Ainsi, pour le RCD, « quand on veut ou qu’on aspire à construire un front intérieur, on commence d’abord par garantir et protéger l’exercice des droits constitutionnels des citoyens et œuvrer à résoudre des situations de non-droit lorsqu’elles sont héritées d’une période antérieure ».
Dans un communiqué publié ce vendredi, le RCD a affirmé qu’aucun homme, aucune institution ne peuvent « se substituer à la volonté du peuple algérien et prétendre dans le même temps mener un projet de rénovation de l’État », expliquant qu’un tel chantier ne peut être mené à bien sans une transition pacifique et démocratique qui prépare les conditions de l’expression de la volonté du peuple souverain.
De son côté, le FFS estime que faire face à tous les défis qui se posent au pays nécessite « un front interne fort », qui doit être le produit d’un processus politique basé sur la démocratie, les droits de l’Homme et la souveraineté populaire ». Pour ce faire, il appelle, à travers son premier secrétaire Youcef Aouchiche, à «une solution politique interne et inclusive, dans un climat fait d’ouverture des champs politique et médiatique et la libération de tous les détenus du Hirak». Le FFS a insisté également sur le respect des droits de l’Homme.

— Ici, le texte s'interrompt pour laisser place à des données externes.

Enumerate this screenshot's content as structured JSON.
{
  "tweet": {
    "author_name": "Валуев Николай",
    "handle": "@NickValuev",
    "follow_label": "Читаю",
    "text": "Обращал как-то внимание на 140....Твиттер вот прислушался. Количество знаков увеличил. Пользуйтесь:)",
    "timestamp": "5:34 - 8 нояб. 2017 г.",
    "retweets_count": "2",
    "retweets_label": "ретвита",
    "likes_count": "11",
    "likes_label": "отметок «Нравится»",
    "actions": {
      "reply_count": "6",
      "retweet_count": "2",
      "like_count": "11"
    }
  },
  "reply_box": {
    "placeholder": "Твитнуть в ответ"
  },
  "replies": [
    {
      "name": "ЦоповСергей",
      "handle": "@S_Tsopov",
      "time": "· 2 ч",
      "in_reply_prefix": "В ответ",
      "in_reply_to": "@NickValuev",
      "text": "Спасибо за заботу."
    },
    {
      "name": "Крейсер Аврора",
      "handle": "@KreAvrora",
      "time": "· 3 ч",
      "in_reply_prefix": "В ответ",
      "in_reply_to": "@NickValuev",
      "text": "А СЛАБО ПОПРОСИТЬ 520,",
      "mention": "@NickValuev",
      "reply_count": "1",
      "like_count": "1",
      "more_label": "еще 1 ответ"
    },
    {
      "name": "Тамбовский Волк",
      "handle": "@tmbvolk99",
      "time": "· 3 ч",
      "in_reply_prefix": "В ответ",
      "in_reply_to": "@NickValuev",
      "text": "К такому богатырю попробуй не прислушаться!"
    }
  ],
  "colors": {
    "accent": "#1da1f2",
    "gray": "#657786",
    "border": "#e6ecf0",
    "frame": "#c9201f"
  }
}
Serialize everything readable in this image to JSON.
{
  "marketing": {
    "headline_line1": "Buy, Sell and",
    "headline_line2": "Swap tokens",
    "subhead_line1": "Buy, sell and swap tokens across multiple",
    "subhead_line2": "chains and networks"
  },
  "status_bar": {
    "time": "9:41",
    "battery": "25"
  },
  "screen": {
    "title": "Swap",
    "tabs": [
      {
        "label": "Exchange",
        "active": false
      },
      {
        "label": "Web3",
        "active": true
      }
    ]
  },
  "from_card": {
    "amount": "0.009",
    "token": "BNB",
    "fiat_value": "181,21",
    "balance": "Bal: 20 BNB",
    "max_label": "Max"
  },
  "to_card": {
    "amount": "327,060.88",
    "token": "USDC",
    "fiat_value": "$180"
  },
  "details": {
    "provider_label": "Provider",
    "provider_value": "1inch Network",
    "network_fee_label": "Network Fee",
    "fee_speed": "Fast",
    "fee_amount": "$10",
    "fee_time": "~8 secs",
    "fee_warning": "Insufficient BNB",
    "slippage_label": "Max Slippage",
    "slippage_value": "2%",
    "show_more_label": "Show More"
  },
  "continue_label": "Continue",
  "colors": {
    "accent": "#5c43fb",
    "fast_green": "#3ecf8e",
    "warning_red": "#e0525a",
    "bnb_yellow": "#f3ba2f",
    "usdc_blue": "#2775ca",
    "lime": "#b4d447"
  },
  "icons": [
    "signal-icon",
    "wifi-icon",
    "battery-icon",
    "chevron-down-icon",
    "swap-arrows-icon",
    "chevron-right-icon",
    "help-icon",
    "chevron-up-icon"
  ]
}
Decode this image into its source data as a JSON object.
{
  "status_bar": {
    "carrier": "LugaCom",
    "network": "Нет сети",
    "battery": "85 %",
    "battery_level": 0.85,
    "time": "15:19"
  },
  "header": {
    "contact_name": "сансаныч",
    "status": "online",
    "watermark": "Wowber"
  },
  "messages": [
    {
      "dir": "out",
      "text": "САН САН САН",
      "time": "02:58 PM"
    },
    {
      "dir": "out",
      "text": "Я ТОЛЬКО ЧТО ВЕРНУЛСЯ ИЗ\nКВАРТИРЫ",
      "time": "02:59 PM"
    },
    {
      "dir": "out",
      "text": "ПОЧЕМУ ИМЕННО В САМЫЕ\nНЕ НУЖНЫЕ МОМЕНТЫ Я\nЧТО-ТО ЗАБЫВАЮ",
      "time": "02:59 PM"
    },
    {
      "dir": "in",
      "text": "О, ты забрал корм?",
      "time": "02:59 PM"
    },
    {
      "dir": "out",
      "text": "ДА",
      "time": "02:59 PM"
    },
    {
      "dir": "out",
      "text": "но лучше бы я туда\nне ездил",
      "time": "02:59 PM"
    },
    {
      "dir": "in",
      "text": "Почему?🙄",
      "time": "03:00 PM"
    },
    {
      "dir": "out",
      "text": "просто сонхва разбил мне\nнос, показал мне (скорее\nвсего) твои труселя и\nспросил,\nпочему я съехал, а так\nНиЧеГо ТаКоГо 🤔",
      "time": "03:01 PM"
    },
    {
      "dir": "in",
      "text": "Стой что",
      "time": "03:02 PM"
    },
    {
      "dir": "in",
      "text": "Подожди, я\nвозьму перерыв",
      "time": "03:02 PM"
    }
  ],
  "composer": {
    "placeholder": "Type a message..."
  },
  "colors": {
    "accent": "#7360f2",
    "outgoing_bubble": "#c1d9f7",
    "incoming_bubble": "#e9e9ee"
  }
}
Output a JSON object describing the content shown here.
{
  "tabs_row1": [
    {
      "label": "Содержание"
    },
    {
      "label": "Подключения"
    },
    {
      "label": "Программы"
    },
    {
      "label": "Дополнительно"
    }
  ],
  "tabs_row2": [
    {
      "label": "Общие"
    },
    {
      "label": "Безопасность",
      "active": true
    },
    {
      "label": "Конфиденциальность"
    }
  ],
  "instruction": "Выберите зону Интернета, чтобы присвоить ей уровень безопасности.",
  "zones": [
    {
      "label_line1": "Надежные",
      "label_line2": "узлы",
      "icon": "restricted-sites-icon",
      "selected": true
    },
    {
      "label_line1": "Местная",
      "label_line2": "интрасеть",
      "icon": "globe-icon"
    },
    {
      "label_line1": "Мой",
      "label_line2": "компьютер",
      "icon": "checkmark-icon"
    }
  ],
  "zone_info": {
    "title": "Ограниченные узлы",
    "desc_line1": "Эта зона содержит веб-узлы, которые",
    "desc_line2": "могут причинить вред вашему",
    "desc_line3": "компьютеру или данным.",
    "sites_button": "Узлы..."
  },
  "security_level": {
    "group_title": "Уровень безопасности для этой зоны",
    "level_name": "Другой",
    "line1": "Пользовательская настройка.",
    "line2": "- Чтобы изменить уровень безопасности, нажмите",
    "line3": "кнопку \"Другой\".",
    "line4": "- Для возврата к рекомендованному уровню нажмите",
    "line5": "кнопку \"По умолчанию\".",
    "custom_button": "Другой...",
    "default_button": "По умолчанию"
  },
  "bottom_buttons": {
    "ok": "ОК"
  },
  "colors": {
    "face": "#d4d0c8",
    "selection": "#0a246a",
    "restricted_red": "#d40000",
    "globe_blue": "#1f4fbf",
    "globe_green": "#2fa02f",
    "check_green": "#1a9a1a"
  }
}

« Protéger les droits de l’Homme, c’est protéger l’État national, le préserver de toute déviation de son objectif et repousser toute forme d’ingérence d’où qu’elle vienne », a-t-il expliqué. En effet, pour le vieux parti de l’opposition, «les dangers extérieurs, qui restent une réalité menaçant notre pays, se basent essentiellement sur le refus des décideurs d’adopter une feuille de route démocratique tendant à renforcer l’immunité nationale ». L’instauration d’un climat apaisé pour renforcer le front interne fait l’unanimité au sein de la classe politique et de la société civile. Plusieurs intervenants insistent sur cette question. Pour le professeur à Kedge Business School, Yahia Zoubir, pour faire face au danger venant de l’extérieur, l’Algérie doit renforcer sa cohésion intérieure mais en changeant le type de gouvernance (lutter contre la corruption, libérer les journalistes et activistes politiques…), en réformant en profondeur son économie et en révisant sa diplomatie de fond en comble.
Pour tous ces intervenants donc, le front interieur ne peut être renforcé sans une véritable démocratie.
K. A.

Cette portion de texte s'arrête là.